Con la llegada de los primeros días fríos, es inminente el encendido de los artefactos de calefacción en nuestros hogares. Es muy importante previamente hacer una verificación del correcto funcionamiento de los artefactos por parte de un profesional matriculado, y conocer las recomendaciones para evitar la intoxicación por inhalación de monóxido de carbono.

Qué es el monóxido de carbono
El monóxido de carbono es un gas altamente venenoso que se propaga rápidamente en el aire del ambiente. Se genera por combustiones deficientes y es imposible percibirlo porque no tiene color, no tiene olor ni sabor y no irrita las mucosas. Una vez inhalado, se combina con la hemoglobina de la sangre a través de los pulmones e impide que el oxígeno llegue a los órganos vitales.

Si bien este gas venenoso no puede percibirse, hay claros indicios que señalan la presencia de monóxido de carbono en el ambiente:
• Coloración amarilla o anaranjada de la llama, en lugar de color azul.
• Aparición de manchas o tiznado en las paredes; decoloración de los artefactos, de sus conductos de evacuación de gases o alrededor de ellos.

Una de las principales causas de la aparición de monóxido de carbono está en el mal estado de los artefactos de gas o en sus instalaciones, por ejemplo:
• Insuficiente ventilación del ambiente en donde hay una combustión.
• Instalación de artefactos en lugares inadecuados.
• Mal estado de los conductos de evacuación de los gases de la combustión: desacoplados, deteriorados o mal instalados.
• Quemador de gas con la entrada de aire primario reducida.
• Acumulación de hollín u otro material en el quemador.

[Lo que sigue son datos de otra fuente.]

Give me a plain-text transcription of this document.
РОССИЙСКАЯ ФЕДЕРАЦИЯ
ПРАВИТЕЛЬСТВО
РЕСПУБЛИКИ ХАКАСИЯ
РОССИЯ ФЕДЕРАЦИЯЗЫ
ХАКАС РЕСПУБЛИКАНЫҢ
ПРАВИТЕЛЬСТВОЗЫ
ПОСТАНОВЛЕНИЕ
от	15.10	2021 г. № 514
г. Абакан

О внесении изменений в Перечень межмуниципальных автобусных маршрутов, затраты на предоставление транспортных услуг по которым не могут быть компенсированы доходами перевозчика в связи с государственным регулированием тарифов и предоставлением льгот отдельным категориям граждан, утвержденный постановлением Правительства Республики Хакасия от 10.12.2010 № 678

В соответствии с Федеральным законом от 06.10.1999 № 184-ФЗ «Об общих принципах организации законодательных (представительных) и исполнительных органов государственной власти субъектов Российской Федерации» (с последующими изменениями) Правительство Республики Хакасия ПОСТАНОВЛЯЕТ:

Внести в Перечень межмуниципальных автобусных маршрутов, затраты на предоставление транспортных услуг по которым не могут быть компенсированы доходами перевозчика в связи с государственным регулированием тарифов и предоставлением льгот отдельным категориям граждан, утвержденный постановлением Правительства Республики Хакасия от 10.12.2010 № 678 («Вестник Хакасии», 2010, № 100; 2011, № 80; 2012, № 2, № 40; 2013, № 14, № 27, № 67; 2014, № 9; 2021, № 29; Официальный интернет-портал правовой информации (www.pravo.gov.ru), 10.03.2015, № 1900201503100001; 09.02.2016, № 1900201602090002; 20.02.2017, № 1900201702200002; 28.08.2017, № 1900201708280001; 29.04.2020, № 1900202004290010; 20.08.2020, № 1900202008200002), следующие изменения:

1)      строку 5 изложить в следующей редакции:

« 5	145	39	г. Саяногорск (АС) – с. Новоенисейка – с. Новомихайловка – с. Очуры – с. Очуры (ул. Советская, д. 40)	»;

Para evitar accidentes, toda instalación de artefactos a gas debe cumplir con las condiciones de ubicación, ventilación y evacuación de gases producto de la combustión, conforme a Reglamentaciones Técnicas Vigentes que siempre deben ser realizadas y controladas por un gasista matriculado.

Signos de intoxicación
El monóxido de carbono ingresa al organismo a través de los pulmones; se combina con la hemoglobina de la sangre (con una afinidad 250 veces mayor que con el oxígeno); y reduce su capacidad de transportar oxígeno a las células, provocando la hipoxia de los tejidos. De acuerdo con el tiempo de exposición, puede afectar al cerebro y al corazón. Los síntomas de una intoxicación por inhalación de monóxido de carbono se confunden, a menudo, con los de la gripe o una intoxicación alimentaria.

• Una intoxicación leve se manifiesta con debilidad, cansancio y tendencia al sueño; dolor de cabeza, náuseas y vómitos; dolor de pecho y aceleración del pulso en la primera fase.

• Una intoxicación grave puede producir temperatura corporal baja; inconsciencia, respiración irregular, convulsiones, pulso lento y/o irregular, tensión arterial baja, y hasta paro respiratorio.

Qué hacer en caso de intoxicación
• Buscá atención médica inmediatamente.
• Trasladá a la persona intoxicada a un área libre de gases tóxicos; preferentemente, llevala a un lugar al aire libre.
• Mantené a la persona abrigada y recostada.
• Si la persona está inconsciente, tomale el pulso y cerciorate de que respire.
• En caso de que haya tenido un paro respiratorio, deberás practicarle reanimación cardio-pulmonar.
• Asegurate de que la ambulancia esté en camino.